In July 2003, the Aviation Brigade headquarters deployed to Bagram Airfield and 2d Battalion, 10th Aviation deployed to Kandahar Airfield in support of Operation Enduring Freedom (OEF) IV. While deployed, the Aviation Brigade assumed command of Task Force Panther, Task Force Talon, and Task Force Red Dawg (USMC), and renamed the Brigade to Combined Joint Task Force (CJTF) Falcon.

In winter 2006 the Combat Aviation Brigade, 10th Mountain Division was deployed again to Afghanistan as the only aviation brigade in the theater, stationed at Bagram Air Base, Afghanistan. Named "Task Force Falcon," the brigade's mission was to conduct aviation operations to destroy insurgents and anti-coalition militia in an effort to help build the Afghan National Security Force's capability and allow the Afghan government to increase its capabilities.
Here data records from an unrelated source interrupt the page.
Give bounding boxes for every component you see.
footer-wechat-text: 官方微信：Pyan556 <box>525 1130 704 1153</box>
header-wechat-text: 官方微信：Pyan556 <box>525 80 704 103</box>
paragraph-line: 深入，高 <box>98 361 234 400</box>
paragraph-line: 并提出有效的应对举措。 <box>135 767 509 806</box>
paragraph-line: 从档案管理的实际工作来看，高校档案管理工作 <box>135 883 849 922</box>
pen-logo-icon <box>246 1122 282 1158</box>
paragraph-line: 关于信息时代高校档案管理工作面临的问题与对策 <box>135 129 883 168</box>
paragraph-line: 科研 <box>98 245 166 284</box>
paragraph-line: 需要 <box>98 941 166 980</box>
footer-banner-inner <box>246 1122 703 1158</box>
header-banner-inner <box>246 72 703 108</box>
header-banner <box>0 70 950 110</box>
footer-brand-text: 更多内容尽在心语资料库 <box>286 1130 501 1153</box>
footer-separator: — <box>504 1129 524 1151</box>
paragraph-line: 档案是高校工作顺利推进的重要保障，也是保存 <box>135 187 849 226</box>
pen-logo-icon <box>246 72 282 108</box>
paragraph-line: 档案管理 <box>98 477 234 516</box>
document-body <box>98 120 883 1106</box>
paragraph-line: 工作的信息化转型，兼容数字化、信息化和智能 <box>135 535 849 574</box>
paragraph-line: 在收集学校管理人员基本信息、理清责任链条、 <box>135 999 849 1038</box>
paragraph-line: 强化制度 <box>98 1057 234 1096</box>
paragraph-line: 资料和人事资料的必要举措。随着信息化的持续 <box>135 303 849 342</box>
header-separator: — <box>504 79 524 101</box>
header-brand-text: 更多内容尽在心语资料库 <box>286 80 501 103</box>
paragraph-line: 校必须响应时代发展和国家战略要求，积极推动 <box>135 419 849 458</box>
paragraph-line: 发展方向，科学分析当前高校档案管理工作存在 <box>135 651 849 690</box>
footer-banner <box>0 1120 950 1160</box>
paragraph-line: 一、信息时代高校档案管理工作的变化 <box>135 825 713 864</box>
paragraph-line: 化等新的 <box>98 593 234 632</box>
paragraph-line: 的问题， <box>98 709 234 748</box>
In addition, the Task Force provided logistical and aviation support for International Security Assistance Force forces throughout the country, conducted tactical maneuvers and performed security and attack operations when needed.

In early 2010 the aviation brigade again task organized as ″Task Force Falcon,″ with its subordinate battalion commands being organized into their respective task forces, in order to prepare for deployment to Afghanistan in support of OEF XI (October 2010 - October 2011). The brigade remained organized in task force structure for sometime upon its return to Wheeler-Sack Army Airfield, Fort Drum, New York.

=== Combat Aviation Brigade, 3rd Infantry Division ===
In October 2017, half of the Combat Aviation Brigade, 3rd Infantry Division deployed to Afghanistan as Task Force Falcon, replacing the 16th Combat Aviation Brigade of the 7th Infantry Division.